Ich hat­te ja auf­ge­schrie­ben, dass ich durch­aus mit Sor­ge auf den grü­nen Bun­des­par­tei­tag schaue. Nach vier Par­tei­tags­ta­gen (bei mir: drei im Stream, einer vor Ort) stel­le ich fest, dass wir Grü­ne leben­di­ger sind, als man­che das ger­ne hät­ten. Ich wür­de mich freu­en, wenn ein biss­chen von dem – zuwei­len auch trot­zi­gen – Auf­bruchs­geist und Mut, den die­se vier Tage aus­ge­strahlt haben, in die nächs­ten Wochen und Mona­te hin­ein­wir­ken wür­de. Denn Koor­di­na­ti­on und Zusam­men­halt, gemein­sa­mes Strei­ten um die Sache und gemein­sa­mes Hin­ste­hen für das Erreich­te, das bleibt drin­gend angesagt.

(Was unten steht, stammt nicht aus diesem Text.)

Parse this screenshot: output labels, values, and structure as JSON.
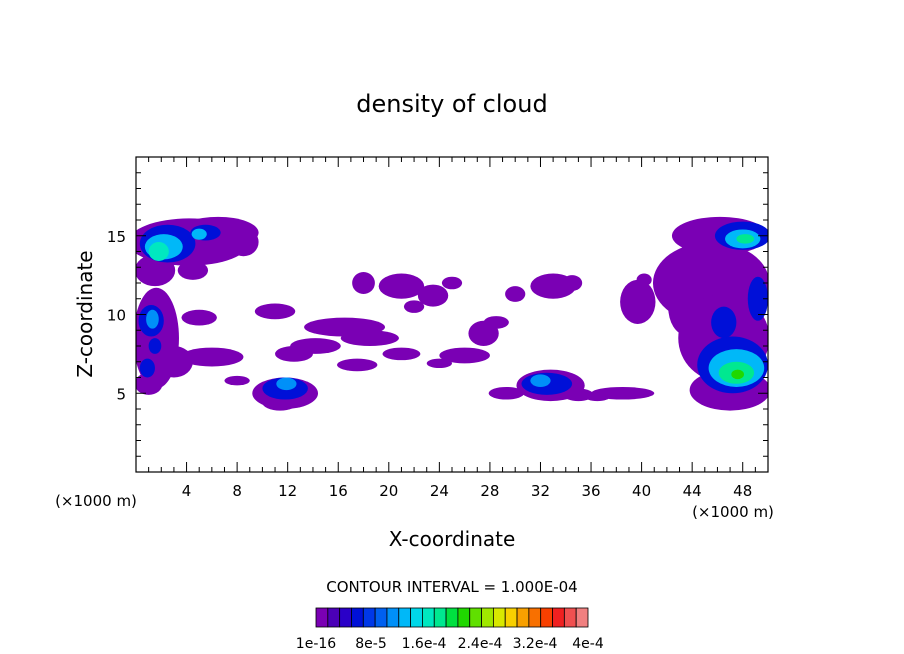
{
  "chart_data": {
    "type": "heatmap",
    "title": "density of cloud",
    "xlabel": "X-coordinate",
    "ylabel": "Z-coordinate",
    "x_unit": "(×1000 m)",
    "xlim": [
      0,
      50
    ],
    "ylim": [
      0,
      20
    ],
    "x_ticks": [
      4,
      8,
      12,
      16,
      20,
      24,
      28,
      32,
      36,
      40,
      44,
      48
    ],
    "y_ticks": [
      5,
      10,
      15
    ],
    "contour_interval_text": "CONTOUR INTERVAL = 1.000E-04",
    "colorbar": {
      "colors": [
        "#7a00b4",
        "#4b00b8",
        "#2a00c8",
        "#0010d8",
        "#0038e8",
        "#0060f0",
        "#0090f8",
        "#00b8f8",
        "#00d8e8",
        "#00e8c0",
        "#00e890",
        "#00e040",
        "#20d800",
        "#60e000",
        "#a0e800",
        "#d8e800",
        "#f8d000",
        "#f8a000",
        "#f87000",
        "#f84000",
        "#f02020",
        "#f05050",
        "#f08080"
      ],
      "labels": [
        "1e-16",
        "8e-5",
        "1.6e-4",
        "2.4e-4",
        "3.2e-4",
        "4e-4"
      ]
    },
    "cloud_regions": [
      {
        "x": [
          0,
          9
        ],
        "z": [
          12.5,
          16.2
        ],
        "peak_level": "1.6e-4"
      },
      {
        "x": [
          0,
          4
        ],
        "z": [
          5,
          11
        ],
        "peak_level": "8e-5"
      },
      {
        "x": [
          9,
          14
        ],
        "z": [
          4,
          6.5
        ],
        "peak_level": "8e-5"
      },
      {
        "x": [
          30,
          36
        ],
        "z": [
          4.5,
          6.5
        ],
        "peak_level": "8e-5"
      },
      {
        "x": [
          40,
          50
        ],
        "z": [
          4,
          16.2
        ],
        "peak_level": "1.6e-4"
      },
      {
        "x": [
          13,
          20
        ],
        "z": [
          8.2,
          10
        ],
        "peak_level": "1e-16"
      },
      {
        "x": [
          24,
          28
        ],
        "z": [
          6.5,
          9.5
        ],
        "peak_level": "1e-16"
      },
      {
        "x": [
          28,
          35
        ],
        "z": [
          11,
          12.5
        ],
        "peak_level": "1e-16"
      }
    ]
  }
}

Die ganz gro­ßen Über­ra­schun­gen sind aus­ge­blie­ben. Die Bun­des­vor­sit­zen­den und der (bis auf den Schatz­meis­ter) gleich geblie­be­ne Bun­des­vor­stand wur­den mit guten bis sehr guten Ergeb­nis­sen bestä­tigt, die Euro­pa­lis­te mit Spit­zen­kan­di­da­tin Ter­ry Reint­ke ist jün­ger, weib­li­cher und lin­ker gewor­den. Was lei­der nicht gut gelun­gen ist: Leu­te mit fach­li­cher Exper­ti­se, aber ohne inten­si­ve Par­tei-Ein­bin­dung auf die Lis­te zu brin­gen. Das war mal eine grü­ne Stär­ke, inzwi­schen kopie­ren es ande­re, und bei uns sieht es dies­be­züg­lich eher mau aus. Gleich­wohl: auf der jetzt gewähl­ten Lis­te sind sehr star­ke Kandidat*innen, und es ist immer wie­der erfreu­lich, zu sehen, wie viel­fäl­tig und her­aus­ra­gend unse­re Leu­te sind.

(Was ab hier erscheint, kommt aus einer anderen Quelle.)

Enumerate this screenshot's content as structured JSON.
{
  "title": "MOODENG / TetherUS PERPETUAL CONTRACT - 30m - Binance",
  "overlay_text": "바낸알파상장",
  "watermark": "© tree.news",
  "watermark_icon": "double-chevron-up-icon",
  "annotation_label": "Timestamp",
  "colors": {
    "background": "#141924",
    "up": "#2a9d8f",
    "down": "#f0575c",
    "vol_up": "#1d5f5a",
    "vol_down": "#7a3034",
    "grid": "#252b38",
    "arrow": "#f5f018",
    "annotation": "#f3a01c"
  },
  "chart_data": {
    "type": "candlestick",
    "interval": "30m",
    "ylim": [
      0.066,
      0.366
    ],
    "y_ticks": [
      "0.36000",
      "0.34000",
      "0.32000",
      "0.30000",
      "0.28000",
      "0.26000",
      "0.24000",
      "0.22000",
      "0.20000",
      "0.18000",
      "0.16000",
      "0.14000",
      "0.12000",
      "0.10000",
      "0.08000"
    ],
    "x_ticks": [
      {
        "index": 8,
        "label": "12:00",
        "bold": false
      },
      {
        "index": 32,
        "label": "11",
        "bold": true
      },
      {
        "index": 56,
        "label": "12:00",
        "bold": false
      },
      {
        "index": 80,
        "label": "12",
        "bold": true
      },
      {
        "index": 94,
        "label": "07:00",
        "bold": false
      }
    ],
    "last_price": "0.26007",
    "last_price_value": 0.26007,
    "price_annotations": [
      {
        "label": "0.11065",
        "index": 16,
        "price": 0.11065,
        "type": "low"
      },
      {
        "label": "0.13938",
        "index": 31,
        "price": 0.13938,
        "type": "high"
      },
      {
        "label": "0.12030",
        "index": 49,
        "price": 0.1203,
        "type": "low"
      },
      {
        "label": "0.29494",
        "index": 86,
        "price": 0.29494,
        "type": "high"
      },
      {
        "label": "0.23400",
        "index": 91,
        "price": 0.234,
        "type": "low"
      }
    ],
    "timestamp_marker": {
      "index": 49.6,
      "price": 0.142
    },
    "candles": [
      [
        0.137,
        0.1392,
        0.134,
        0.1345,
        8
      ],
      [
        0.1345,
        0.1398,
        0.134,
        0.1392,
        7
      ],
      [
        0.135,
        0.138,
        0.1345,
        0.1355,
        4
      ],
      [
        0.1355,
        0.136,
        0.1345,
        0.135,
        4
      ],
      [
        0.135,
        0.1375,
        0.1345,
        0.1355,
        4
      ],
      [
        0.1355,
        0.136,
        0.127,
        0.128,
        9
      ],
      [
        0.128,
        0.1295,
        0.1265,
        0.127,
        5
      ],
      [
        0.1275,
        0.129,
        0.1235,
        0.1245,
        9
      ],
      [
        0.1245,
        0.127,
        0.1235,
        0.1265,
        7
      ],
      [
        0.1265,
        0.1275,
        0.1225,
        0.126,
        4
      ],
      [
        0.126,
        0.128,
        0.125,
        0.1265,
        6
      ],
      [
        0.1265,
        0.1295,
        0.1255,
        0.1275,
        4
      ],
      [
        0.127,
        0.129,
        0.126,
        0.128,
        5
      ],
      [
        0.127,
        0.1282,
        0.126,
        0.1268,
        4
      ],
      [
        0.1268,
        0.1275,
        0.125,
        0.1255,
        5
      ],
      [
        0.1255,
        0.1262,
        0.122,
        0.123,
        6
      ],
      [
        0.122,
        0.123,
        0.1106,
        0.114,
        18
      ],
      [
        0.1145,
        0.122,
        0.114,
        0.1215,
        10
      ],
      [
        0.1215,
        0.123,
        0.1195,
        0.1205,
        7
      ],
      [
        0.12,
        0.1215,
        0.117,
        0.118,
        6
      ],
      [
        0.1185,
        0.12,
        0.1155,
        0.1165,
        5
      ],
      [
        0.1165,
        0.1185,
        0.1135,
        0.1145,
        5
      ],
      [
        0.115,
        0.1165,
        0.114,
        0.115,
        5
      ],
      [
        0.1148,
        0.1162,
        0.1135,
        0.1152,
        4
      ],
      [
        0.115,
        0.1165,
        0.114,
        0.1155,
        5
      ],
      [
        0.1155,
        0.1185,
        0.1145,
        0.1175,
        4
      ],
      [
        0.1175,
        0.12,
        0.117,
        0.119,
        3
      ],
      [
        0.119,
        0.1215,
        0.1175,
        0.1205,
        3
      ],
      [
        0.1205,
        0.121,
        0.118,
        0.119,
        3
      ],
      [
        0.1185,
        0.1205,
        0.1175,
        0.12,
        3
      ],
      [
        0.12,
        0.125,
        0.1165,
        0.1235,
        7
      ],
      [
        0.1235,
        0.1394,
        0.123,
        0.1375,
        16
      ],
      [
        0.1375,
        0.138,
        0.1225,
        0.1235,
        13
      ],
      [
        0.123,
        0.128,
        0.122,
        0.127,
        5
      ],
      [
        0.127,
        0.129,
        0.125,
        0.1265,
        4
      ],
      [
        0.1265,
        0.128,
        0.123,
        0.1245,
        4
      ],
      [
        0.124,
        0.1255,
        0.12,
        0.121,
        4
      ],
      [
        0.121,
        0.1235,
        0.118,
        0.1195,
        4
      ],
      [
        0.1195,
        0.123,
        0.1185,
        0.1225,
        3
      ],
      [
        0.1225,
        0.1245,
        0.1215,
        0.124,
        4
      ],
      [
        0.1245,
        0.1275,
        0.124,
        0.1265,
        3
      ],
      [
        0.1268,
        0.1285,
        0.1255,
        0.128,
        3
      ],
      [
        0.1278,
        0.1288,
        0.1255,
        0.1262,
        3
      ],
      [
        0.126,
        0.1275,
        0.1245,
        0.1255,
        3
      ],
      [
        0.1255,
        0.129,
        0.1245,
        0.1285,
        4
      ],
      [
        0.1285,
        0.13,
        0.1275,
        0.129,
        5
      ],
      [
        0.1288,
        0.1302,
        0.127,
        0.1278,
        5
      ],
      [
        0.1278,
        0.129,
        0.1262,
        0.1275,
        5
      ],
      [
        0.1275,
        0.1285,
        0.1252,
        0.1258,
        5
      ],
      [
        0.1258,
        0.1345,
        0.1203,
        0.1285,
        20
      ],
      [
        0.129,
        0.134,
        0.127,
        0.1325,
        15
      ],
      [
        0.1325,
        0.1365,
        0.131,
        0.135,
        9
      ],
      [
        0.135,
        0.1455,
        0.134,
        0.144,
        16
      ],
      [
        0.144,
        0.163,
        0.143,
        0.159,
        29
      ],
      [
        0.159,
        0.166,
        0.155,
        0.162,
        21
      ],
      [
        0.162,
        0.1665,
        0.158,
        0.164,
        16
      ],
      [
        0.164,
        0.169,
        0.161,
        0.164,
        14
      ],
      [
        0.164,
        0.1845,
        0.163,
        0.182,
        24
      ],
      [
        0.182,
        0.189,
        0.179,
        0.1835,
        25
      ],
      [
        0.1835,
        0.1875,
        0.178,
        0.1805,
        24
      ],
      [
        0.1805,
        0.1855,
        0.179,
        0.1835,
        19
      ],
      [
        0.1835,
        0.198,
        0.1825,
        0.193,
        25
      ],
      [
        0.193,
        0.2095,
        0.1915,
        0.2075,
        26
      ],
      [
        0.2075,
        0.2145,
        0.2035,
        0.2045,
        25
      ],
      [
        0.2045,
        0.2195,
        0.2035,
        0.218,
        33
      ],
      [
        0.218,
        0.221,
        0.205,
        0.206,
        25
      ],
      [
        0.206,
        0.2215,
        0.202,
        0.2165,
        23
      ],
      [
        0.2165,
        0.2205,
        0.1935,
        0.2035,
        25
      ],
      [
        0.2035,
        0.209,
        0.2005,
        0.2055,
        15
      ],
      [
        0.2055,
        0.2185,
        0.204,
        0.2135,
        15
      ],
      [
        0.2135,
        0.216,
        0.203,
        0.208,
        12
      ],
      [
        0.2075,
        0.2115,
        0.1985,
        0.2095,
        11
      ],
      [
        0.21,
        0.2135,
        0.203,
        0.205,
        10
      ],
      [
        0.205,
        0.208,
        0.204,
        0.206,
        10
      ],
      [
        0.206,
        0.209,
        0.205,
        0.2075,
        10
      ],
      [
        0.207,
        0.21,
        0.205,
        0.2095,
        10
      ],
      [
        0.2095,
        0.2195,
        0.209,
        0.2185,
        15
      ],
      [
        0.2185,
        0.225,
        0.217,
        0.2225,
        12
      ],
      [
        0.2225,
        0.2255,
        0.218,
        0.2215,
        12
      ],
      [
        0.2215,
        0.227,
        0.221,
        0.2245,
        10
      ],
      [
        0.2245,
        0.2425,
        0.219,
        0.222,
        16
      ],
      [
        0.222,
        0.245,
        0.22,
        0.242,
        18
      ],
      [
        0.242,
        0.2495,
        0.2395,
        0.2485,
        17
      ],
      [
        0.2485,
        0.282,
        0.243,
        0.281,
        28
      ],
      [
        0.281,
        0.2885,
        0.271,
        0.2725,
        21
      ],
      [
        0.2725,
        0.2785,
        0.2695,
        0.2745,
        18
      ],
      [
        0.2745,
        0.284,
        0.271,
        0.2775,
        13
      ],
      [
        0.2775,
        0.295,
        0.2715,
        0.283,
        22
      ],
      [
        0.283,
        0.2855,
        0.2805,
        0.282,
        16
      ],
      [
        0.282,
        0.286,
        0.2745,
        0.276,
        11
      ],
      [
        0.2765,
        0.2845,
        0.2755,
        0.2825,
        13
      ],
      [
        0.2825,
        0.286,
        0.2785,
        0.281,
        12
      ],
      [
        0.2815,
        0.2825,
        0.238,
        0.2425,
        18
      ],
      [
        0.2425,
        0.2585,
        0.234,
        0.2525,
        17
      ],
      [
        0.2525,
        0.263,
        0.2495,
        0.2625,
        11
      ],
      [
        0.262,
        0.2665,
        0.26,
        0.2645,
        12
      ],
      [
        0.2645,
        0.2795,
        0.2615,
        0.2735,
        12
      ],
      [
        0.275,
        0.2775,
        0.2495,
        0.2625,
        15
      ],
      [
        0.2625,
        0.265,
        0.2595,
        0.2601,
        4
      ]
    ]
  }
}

Neben den Wah­len – gewählt wur­de auch noch das Schieds­ge­richt und der Par­tei­rat – waren die vier Par­tei­tags­ta­ge vor allem mit inhalt­li­chen Debat­ten gefüllt. Fast noch wich­ti­ger als die beschlos­se­nen Tex­te (zu Frie­den im nahen Osten und zur Soli­da­ri­tät mit Isra­el, zu Migra­ti­on – und, über alle The­men grei­fend, das Euro­pa­wahl­pro­gramm) wirk­ten auf mich dabei dies­mal eini­ge der Reden. In Erin­ne­rung blei­ben mir die Bei­trä­ge von Omid Nou­ri­pour und Robert Habeck in der Aus­spra­che, die sehr dif­fe­ren­zier­te und zugleich emo­tio­na­le Rede von Anna­le­na Baer­bock zu den Grau­stu­fen der Situa­ti­on in Isra­el, die Ein­brin­gungs­re­de von Ricar­da Lang für einen Euro­pa­wahl­pro­gramm­teil und selbst­ver­ständ­lich die zahl­rei­chen her­aus­ge­ho­be­nen Gastredner*innen.

Per­sön­lich­keit schlägt Pro­gramm. Trotz­dem blei­ben wir Pro­gramm­par­tei mit ent­spre­chen­der Debat­ten­dich­te. Bei rund 1500 Anträ­gen im Vor­feld hat die Antrags­kom­mis­si­on gan­ze Arbeit geleis­tet und durch vie­le Über­nah­men und Kom­pro­mis­se am Schluss nur weni­ge strit­ti­ge Abstim­mun­gen offen gelas­sen. Die­se gin­gen dann ganz über­wie­gend mit gro­ßer Mehr­heit für den Bun­des­vor­stand aus. Die ein­zi­ge deut­lich Aus­nah­me war die Abstim­mung zu Mer­co­sur. Hier setz­ten die Dele­gier­ten durch, dass für die­ses Abkom­men här­te­re Regeln gel­ten sol­len als bis­her vor­ge­se­hen, um Kli­ma­schutz und Men­schen­rech­te zu berücksichtigen.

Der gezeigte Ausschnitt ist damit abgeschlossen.